Compte-rendu du jour 12 , le mercredi 24 juin 2026
L’audience a principalement été consacrée à l’audition de deux témoins rwandais, tous deux condamnés par la justice des tribunaux gacaca pour leur participation au génocide des Tutsi de 1994.
Témoignage de Joseph Rwandanga
Joseph Rwandanga, né en 1933 et ancien forgeron, a expliqué qu’il ne connaissait pas personnellement Eugène Rwamucyo. Il a toutefois déclaré avoir observé une pelleteuse en train de creuser des fosses destinées à recevoir des corps dans la paroisse de Nyumba. Selon lui, il avait aperçu un homme présenté plus tard comme Rwamucyo à proximité de cette machine, alors qu’il se rendait dans un centre de soins.

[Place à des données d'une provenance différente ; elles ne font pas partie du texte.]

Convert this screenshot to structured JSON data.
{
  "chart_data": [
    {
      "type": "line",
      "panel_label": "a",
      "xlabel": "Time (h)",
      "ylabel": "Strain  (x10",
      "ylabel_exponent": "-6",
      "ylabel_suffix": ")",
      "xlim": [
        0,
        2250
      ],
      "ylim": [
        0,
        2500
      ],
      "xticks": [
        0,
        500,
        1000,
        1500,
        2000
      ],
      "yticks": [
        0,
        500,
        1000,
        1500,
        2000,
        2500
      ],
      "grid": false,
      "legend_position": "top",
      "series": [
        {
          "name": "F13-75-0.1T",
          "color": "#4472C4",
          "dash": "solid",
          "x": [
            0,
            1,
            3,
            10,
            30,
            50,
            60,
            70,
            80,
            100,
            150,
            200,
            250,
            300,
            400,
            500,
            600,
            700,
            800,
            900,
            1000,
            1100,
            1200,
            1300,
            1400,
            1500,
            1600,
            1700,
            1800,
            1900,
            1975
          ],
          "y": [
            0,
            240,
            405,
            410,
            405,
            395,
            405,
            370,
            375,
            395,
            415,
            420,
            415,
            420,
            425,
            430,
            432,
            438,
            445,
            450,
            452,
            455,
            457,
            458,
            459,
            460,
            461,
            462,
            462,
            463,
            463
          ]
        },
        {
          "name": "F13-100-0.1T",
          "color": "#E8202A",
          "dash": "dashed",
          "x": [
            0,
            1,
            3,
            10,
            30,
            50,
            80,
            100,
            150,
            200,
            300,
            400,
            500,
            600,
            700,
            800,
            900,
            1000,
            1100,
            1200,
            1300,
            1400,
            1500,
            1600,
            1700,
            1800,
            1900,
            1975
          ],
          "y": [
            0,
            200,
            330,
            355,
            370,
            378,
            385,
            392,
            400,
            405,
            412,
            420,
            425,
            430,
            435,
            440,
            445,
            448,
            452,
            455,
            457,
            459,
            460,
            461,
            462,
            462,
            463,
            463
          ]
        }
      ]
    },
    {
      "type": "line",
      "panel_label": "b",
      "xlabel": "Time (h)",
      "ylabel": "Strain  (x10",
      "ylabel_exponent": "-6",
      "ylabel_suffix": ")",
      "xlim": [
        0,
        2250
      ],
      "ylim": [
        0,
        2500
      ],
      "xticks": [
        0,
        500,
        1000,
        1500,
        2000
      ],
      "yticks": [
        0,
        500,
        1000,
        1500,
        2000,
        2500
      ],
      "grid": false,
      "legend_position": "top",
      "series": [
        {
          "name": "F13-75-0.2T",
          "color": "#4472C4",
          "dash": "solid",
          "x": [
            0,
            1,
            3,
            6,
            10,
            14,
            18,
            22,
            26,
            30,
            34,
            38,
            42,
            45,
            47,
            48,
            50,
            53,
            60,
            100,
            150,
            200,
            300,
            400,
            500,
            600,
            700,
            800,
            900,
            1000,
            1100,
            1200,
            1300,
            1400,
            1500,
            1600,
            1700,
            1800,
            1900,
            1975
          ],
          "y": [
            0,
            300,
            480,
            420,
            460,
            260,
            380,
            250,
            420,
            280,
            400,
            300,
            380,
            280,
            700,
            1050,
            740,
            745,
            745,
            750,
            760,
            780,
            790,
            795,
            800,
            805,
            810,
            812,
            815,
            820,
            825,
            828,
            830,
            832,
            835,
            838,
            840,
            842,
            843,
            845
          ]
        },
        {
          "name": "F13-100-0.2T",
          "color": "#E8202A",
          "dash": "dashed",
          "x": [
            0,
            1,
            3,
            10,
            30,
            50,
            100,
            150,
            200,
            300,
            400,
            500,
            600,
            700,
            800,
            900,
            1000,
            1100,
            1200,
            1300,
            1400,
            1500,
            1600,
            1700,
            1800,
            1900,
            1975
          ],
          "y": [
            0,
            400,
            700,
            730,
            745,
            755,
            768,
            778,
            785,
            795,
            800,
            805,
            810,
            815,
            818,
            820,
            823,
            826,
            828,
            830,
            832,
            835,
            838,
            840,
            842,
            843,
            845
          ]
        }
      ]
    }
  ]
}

Interrogé par le président de la cour, le témoin a rappelé qu’il était Hutu en 1994 et qu’il avait lui-même été condamné à quinze ans d’emprisonnement pour sa participation à l’attaque de l’église de Nyumba, où des Tutsi s’étaient réfugiés. Il a confirmé sa culpabilité, et expliqué que l’attaque avait mobilisé plusieurs centaines d’assaillants, appuyés par des policiers armés qui avaient tiré sur les déplacés. Selon lui, les autorités locales et administratives avaient organisé ces attaques. Il a également affirmé que les victimes n’avaient pas été enterrées dignement. Lorsqu’il s’était approché des fosses, il avait constaté la présence de blessés et d’enfants encore vivants parmi les corps. Il a déclaré avoir vu la pelleteuse ramasser indistinctement des cadavres et des personnes encore en vie pour les jeter dans les fosses.
Le témoin a toutefois répété à plusieurs reprises qu’il ne connaissait pas Eugène Rwamucyo au moment des faits, et qu’il n’avait appris son nom que bien plus tard, au cours des procédures judiciaires. Questionné sur son activité de forgeron, il a indiqué que les armes traditionnelles étaient répandues dans les foyers rwandais avant le génocide, et que les forges avaient connu une activité accrue durant cette période. Il a également affirmé que la mobilisation de la population pour les opérations d’enfouissement des corps provenait des bourgmestres et des autorités locales.
Au cours du contre-interrogatoire de la défense, Joseph Rwandanga a estimé qu’il était peu probable qu’un médecin puisse également être conducteur de pelleteuse, considérant qu’il s’agissait de métiers très différents. Il a également confirmé avoir bénéficié d’une grâce présidentielle après avoir reconnu sa participation au génocide.
Témoignage d’Emmanuel Mutirambe
Le second témoin, Emmanuel Mutirambe, né en 1967 et habitant de Gishamvu, a précisé d’emblée qu’il ne pouvait pas témoigner directement des actes attribués à Eugène Rwamucyo, mais seulement de ce qu’il avait observé dans sa région. Il a décrit l’arrivée progressive de milliers de déplacés Tutsi dans la paroisse de Nyumba au début du génocide. Selon lui, après plusieurs jours d’afflux, les autorités communales auraient demandé aux Hutu de quitter les lieux avant d’organiser l’encerclement de la colline et de la paroisse. Le témoin a affirmé que des policiers communaux armés étaient ensuite intervenus, et avaient ouvert le feu sur les déplacés Tutsi regroupés dans l’église. Il a cité plusieurs responsables locaux, notamment le bourgmestre Kambanda, comme organisateurs de l’opération. Après les massacres, il a expliqué avoir participé aux opérations de déplacement des corps. Face au nombre très important de victimes, les autorités auraient fait appel à des prisonniers, puis à une machine Caterpillar afin d’accélérer l’enfouissement. C’est à ce moment-là qu’il a déclaré avoir vu Eugène Rwamucyo aux côtés d’autres autorités locales. Selon son récit, M. Rwamucyo était présent lorsque la machine a été amenée sur place. Le témoin a affirmé avoir vu la pelleteuse ramasser indistinctement des morts et des survivants, ainsi que détruire des habitations et une école.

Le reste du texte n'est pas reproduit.